Sobald dann sprichwörtlich das Eis gebrochen ist, erfreuen sich die Patienten über die Körperbemalungen des Pflegepersonals und die ausgefallenen und künstlerischen Motive wecken häufig das Interesse der Pflegebedürftigen. Sie führen zu vielen Fragen und angeregten Gesprächen und sorgen für Abwechslung im Pflegealltag, sowohl für die Patienten als auch für AltenpflegerKrankenschwester oder Gesundheits- und Pflegeassistenten (GPA).

Sind Tattoos in der Pflege auch hygienisch unbedenklich?

Eins ist ganz klar: Hygiene ist in der Pflege das höchste Gebot und stellt somit die oberste Priorität dar. Sie ist nicht nur für die Gesundheit pflegebedürftiger Menschen wichtig, sondern auch für die Beschäftigten. Denn durch den engen Körperkontakt können Krankheitserreger sehr leicht übertragen werden. Strenge Hygienemaßnahmen tragen somit zum Schutz vor einer Ansteckung bei. Aus diesem Grunde ist es den Beschäftigten der Pflege generell untersagt, Ringe, Armbänder oder Uhren während ihres Dienstes zu tragen. Teilweise ist auch das Tragen von lange Nägeln, wie zum Beispiel Gelnägeln in der Pflege (Link) untersagt. Zu groß wäre die Gefahr, dass sich aufgrund eingeschränkter Händedesinfektion Krankheitserreger sammeln. Tätowierungen gehören nicht dazu und erstmal generell erlaubt, da sie die Hygienemaßnahmen zunächst nicht gefährden.

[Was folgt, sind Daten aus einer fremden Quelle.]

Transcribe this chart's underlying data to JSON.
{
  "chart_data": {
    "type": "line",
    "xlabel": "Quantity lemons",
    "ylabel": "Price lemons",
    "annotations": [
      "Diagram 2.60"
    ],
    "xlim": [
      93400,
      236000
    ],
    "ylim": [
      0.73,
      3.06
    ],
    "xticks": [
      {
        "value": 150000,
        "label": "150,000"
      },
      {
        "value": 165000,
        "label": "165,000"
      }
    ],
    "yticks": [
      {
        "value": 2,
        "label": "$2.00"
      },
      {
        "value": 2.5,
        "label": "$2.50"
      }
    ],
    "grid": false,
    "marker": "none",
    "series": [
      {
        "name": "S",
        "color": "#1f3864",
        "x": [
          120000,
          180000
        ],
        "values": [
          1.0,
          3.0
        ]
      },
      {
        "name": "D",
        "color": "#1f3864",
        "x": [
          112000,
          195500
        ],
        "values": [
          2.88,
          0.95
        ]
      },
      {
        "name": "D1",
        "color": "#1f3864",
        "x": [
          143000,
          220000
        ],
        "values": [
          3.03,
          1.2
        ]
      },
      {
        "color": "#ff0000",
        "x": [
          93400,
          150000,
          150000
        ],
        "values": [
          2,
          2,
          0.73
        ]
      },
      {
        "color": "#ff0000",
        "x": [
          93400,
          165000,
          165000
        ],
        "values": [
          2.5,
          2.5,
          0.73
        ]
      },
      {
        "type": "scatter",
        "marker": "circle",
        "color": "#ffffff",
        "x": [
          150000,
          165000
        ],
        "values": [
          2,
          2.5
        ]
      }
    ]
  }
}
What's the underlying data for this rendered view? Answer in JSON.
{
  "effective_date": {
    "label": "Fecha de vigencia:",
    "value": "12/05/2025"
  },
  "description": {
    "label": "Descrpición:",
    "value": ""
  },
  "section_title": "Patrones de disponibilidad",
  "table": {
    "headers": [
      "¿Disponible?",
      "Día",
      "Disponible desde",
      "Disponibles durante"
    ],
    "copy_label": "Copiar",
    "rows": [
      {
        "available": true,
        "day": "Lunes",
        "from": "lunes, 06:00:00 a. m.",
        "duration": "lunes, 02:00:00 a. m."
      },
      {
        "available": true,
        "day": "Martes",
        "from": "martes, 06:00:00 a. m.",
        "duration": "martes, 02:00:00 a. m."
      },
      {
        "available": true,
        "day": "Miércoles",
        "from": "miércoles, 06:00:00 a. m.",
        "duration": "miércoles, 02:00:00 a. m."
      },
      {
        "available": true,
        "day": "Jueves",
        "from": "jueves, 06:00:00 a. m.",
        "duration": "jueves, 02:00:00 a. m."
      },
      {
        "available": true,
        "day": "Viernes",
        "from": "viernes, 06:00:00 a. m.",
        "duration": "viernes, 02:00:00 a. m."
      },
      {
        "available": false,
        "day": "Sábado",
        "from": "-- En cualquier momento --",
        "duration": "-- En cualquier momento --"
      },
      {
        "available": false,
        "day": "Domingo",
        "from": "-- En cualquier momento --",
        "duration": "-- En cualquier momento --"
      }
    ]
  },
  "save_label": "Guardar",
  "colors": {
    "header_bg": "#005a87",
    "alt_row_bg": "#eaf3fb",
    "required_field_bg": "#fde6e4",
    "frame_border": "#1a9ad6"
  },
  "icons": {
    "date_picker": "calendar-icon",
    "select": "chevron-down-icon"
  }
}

Anders ist es aber, wenn eine Tätowierung entzündet oder frisch gestochen wurde. Denn dann sollte dies unbedingt dem Vorgesetzten oder dem Betriebsarzt gemeldet werden. Diese prüfen dann eingehend, inwieweit man den Patienten behandeln darf und ob nicht eventuell die Patientensicherheit gefährdet ist. Wie auch bei anderen Hautinfektionen kann es hier theoretisch zur Übertragung von Infektionserregern vom Pflegepersonal auf Patientinnen und Patienten kommen. Daher ist bei frisch gestochenen Tattoos grundsätzlich immer etwas mehr Vorsicht geboten.

Photo by Annie Spratt on Unsplash

Unsere persönliche Meinung

Wir von mega3 sind als Arbeitgeber in unserer Haltung ganz nah am gesellschaftlichen Wandel und der einhergehenden Akzeptanz hinsichtlich Tattoos oder Körperschmuck jeglicher Art. Unserer Ansicht nach steht es jedem Menschen frei, sich nach seiner persönlichen Entfaltung zu „dekorieren“. Wir bewerten unsere Mitarbeiter nicht anhand ihres Körperschmucks.

Im Rahmen der Arbeitnehmerüberlassung arbeiten wir mit unterschiedlichsten Kunden zusammen, die ihrerseits verschiedene Einstellungen zu dem Thema haben. Uns ist es möglich, unserer eigenen Haltung treu zu bleiben, da wir unter den vielen Kundenunternehmen für jeden Mitarbeiter ein passendes Arbeitsumfeld finden können.